6. Charity. Some charities do help with funeral expenses, but they are hit up from every direction. Chances are you are going to have to prove that you are indeed needy. If a charity is helping with expenses and the funeral home finds out too soon, the funeral provider will be less willing to negotiate or he will try to sell more expensive merchandise now that you have some money coming in. But let's also give the funeral industry some credit. They often help in many ways. They reduce the costs of their funerals and often work with families who have no money. Sometimes at a clergy member's request they will do the funeral at what appears to be cost. Too often, it appears that way but the funeral home is still making a profit. Some funeral homes do infant graveside services at no charge. But beware. It is a marketing game. You get the babies, then you get the grand-parents. It is a lot tougher to negotiate when the funeral home has done you a big favor. See the section on charities.
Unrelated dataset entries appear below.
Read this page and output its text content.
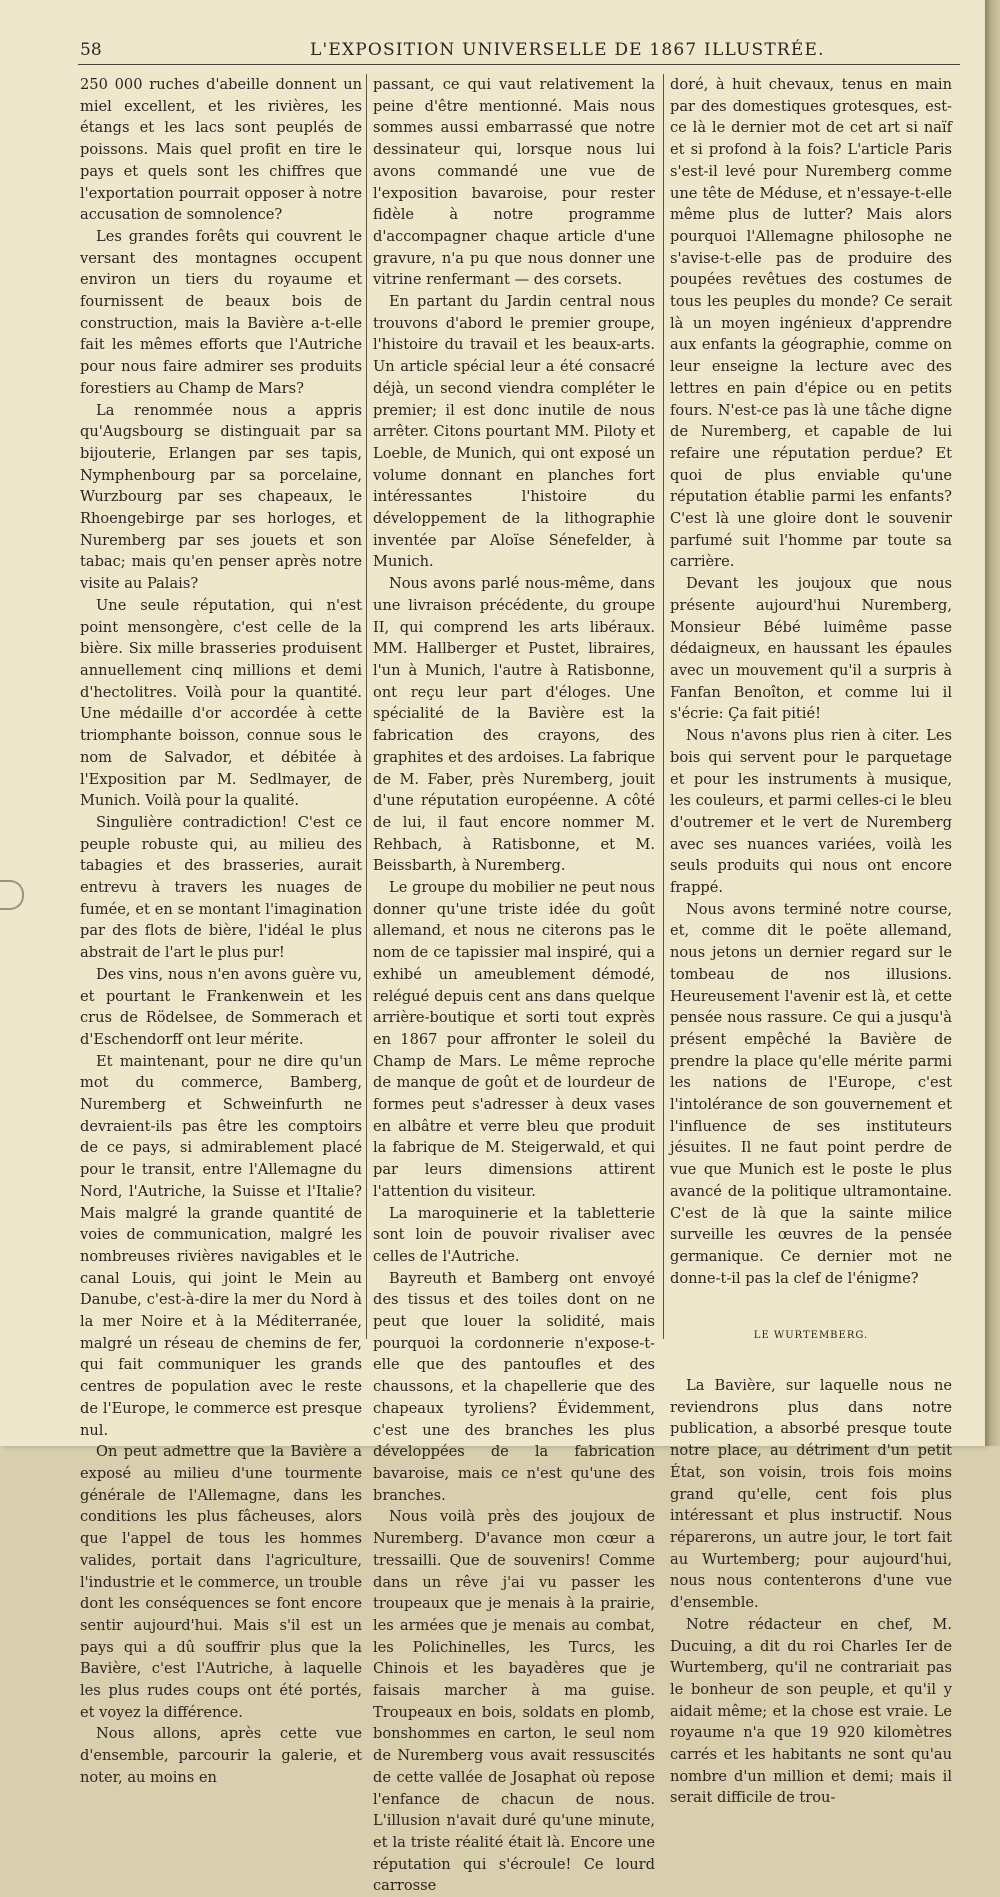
58	L'EXPOSITION UNIVERSELLE DE 1867 ILLUSTRÉE.

250 000 ruches d'abeille donnent un miel excellent, et les rivières, les étangs et les lacs sont peuplés de poissons. Mais quel profit en tire le pays et quels sont les chiffres que l'exportation pourrait opposer à notre accusation de somnolence?

Les grandes forêts qui couvrent le versant des montagnes occupent environ un tiers du royaume et fournissent de beaux bois de construction, mais la Bavière a-t-elle fait les mêmes efforts que l'Autriche pour nous faire admirer ses produits forestiers au Champ de Mars?

La renommée nous a appris qu'Augsbourg se distinguait par sa bijouterie, Erlangen par ses tapis, Nymphenbourg par sa porcelaine, Wurzbourg par ses chapeaux, le Rhoengebirge par ses horloges, et Nuremberg par ses jouets et son tabac; mais qu'en penser après notre visite au Palais?

Une seule réputation, qui n'est point mensongère, c'est celle de la bière. Six mille brasseries produisent annuellement cinq millions et demi d'hectolitres. Voilà pour la quantité. Une médaille d'or accordée à cette triomphante boisson, connue sous le nom de Salvador, et débitée à l'Exposition par M. Sedlmayer, de Munich. Voilà pour la qualité.

Singulière contradiction! C'est ce peuple robuste qui, au milieu des tabagies et des brasseries, aurait entrevu à travers les nuages de fumée, et en se montant l'imagination par des flots de bière, l'idéal le plus abstrait de l'art le plus pur!

Des vins, nous n'en avons guère vu, et pourtant le Frankenwein et les crus de Rödelsee, de Sommerach et d'Eschendorff ont leur mérite.

Et maintenant, pour ne dire qu'un mot du commerce, Bamberg, Nuremberg et Schweinfurth ne devraient-ils pas être les comptoirs de ce pays, si admirablement placé pour le transit, entre l'Allemagne du Nord, l'Autriche, la Suisse et l'Italie? Mais malgré la grande quantité de voies de communication, malgré les nombreuses rivières navigables et le canal Louis, qui joint le Mein au Danube, c'est-à-dire la mer du Nord à la mer Noire et à la Méditerranée, malgré un réseau de chemins de fer, qui fait communiquer les grands centres de population avec le reste de l'Europe, le commerce est presque nul.

On peut admettre que la Bavière a exposé au milieu d'une tourmente générale de l'Allemagne, dans les conditions les plus fâcheuses, alors que l'appel de tous les hommes valides, portait dans l'agriculture, l'industrie et le commerce, un trouble dont les conséquences se font encore sentir aujourd'hui. Mais s'il est un pays qui a dû souffrir plus que la Bavière, c'est l'Autriche, à laquelle les plus rudes coups ont été portés, et voyez la différence.

Nous allons, après cette vue d'ensemble, parcourir la galerie, et noter, au moins en

passant, ce qui vaut relativement la peine d'être mentionné. Mais nous sommes aussi embarrassé que notre dessinateur qui, lorsque nous lui avons commandé une vue de l'exposition bavaroise, pour rester fidèle à notre programme d'accompagner chaque article d'une gravure, n'a pu que nous donner une vitrine renfermant — des corsets.

En partant du Jardin central nous trouvons d'abord le premier groupe, l'histoire du travail et les beaux-arts. Un article spécial leur a été consacré déjà, un second viendra compléter le premier; il est donc inutile de nous arrêter. Citons pourtant MM. Piloty et Loeble, de Munich, qui ont exposé un volume donnant en planches fort intéressantes l'histoire du développement de la lithographie inventée par Aloïse Sénefelder, à Munich.

Nous avons parlé nous-même, dans une livraison précédente, du groupe II, qui comprend les arts libéraux. MM. Hallberger et Pustet, libraires, l'un à Munich, l'autre à Ratisbonne, ont reçu leur part d'éloges. Une spécialité de la Bavière est la fabrication des crayons, des graphites et des ardoises. La fabrique de M. Faber, près Nuremberg, jouit d'une réputation européenne. A côté de lui, il faut encore nommer M. Rehbach, à Ratisbonne, et M. Beissbarth, à Nuremberg.

Le groupe du mobilier ne peut nous donner qu'une triste idée du goût allemand, et nous ne citerons pas le nom de ce tapissier mal inspiré, qui a exhibé un ameublement démodé, relégué depuis cent ans dans quelque arrière-boutique et sorti tout exprès en 1867 pour affronter le soleil du Champ de Mars. Le même reproche de manque de goût et de lourdeur de formes peut s'adresser à deux vases en albâtre et verre bleu que produit la fabrique de M. Steigerwald, et qui par leurs dimensions attirent l'attention du visiteur.

La maroquinerie et la tabletterie sont loin de pouvoir rivaliser avec celles de l'Autriche.

Bayreuth et Bamberg ont envoyé des tissus et des toiles dont on ne peut que louer la solidité, mais pourquoi la cordonnerie n'expose-t-elle que des pantoufles et des chaussons, et la chapellerie que des chapeaux tyroliens? Évidemment, c'est une des branches les plus développées de la fabrication bavaroise, mais ce n'est qu'une des branches.

Nous voilà près des joujoux de Nuremberg. D'avance mon cœur a tressailli. Que de souvenirs! Comme dans un rêve j'ai vu passer les troupeaux que je menais à la prairie, les armées que je menais au combat, les Polichinelles, les Turcs, les Chinois et les bayadères que je faisais marcher à ma guise. Troupeaux en bois, soldats en plomb, bonshommes en carton, le seul nom de Nuremberg vous avait ressuscités de cette vallée de Josaphat où repose l'enfance de chacun de nous. L'illusion n'avait duré qu'une minute, et la triste réalité était là. Encore une réputation qui s'écroule! Ce lourd carrosse

doré, à huit chevaux, tenus en main par des domestiques grotesques, est-ce là le dernier mot de cet art si naïf et si profond à la fois? L'article Paris s'est-il levé pour Nuremberg comme une tête de Méduse, et n'essaye-t-elle même plus de lutter? Mais alors pourquoi l'Allemagne philosophe ne s'avise-t-elle pas de produire des poupées revêtues des costumes de tous les peuples du monde? Ce serait là un moyen ingénieux d'apprendre aux enfants la géographie, comme on leur enseigne la lecture avec des lettres en pain d'épice ou en petits fours. N'est-ce pas là une tâche digne de Nuremberg, et capable de lui refaire une réputation perdue? Et quoi de plus enviable qu'une réputation établie parmi les enfants? C'est là une gloire dont le souvenir parfumé suit l'homme par toute sa carrière.

Devant les joujoux que nous présente aujourd'hui Nuremberg, Monsieur Bébé luimême passe dédaigneux, en haussant les épaules avec un mouvement qu'il a surpris à Fanfan Benoîton, et comme lui il s'écrie: Ça fait pitié!

Nous n'avons plus rien à citer. Les bois qui servent pour le parquetage et pour les instruments à musique, les couleurs, et parmi celles-ci le bleu d'outremer et le vert de Nuremberg avec ses nuances variées, voilà les seuls produits qui nous ont encore frappé.

Nous avons terminé notre course, et, comme dit le poëte allemand, nous jetons un dernier regard sur le tombeau de nos illusions. Heureusement l'avenir est là, et cette pensée nous rassure. Ce qui a jusqu'à présent empêché la Bavière de prendre la place qu'elle mérite parmi les nations de l'Europe, c'est l'intolérance de son gouvernement et l'influence de ses instituteurs jésuites. Il ne faut point perdre de vue que Munich est le poste le plus avancé de la politique ultramontaine. C'est de là que la sainte milice surveille les œuvres de la pensée germanique. Ce dernier mot ne donne-t-il pas la clef de l'énigme?

LE WURTEMBERG.

La Bavière, sur laquelle nous ne reviendrons plus dans notre publication, a absorbé presque toute notre place, au détriment d'un petit État, son voisin, trois fois moins grand qu'elle, cent fois plus intéressant et plus instructif. Nous réparerons, un autre jour, le tort fait au Wurtemberg; pour aujourd'hui, nous nous contenterons d'une vue d'ensemble.

Notre rédacteur en chef, M. Ducuing, a dit du roi Charles Ier de Wurtemberg, qu'il ne contrariait pas le bonheur de son peuple, et qu'il y aidait même; et la chose est vraie. Le royaume n'a que 19 920 kilomètres carrés et les habitants ne sont qu'au nombre d'un million et demi; mais il serait difficile de trou-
7. County Burials. For families who are truly destitute, the county will do burials through their indigent burial services. The burial is usually done in a grave space in a county run cemetery without embalming and a minimum casket. Be very careful with this program. Not everyone loves their departed loved ones especially if Uncle Jim was a drunk and a derelict. Often the family says, "Let the County bury the old goat. He is finally gone." He may be gone, but the County will hold the body to find out if you have the resources to take care of funeral arrangements for "the old goat". Under Texas Law, it is my understanding, that a family has the responsibility to take care of their dead whether they like it or not. If you play games with the county, in the long run, you will spend a lot more money than if you had negotiated a funeral. County burials are for the indigent and the truly needy, and they mean truly needy.
There are many other ways to fund and finance a funeral. These were just a few of the options.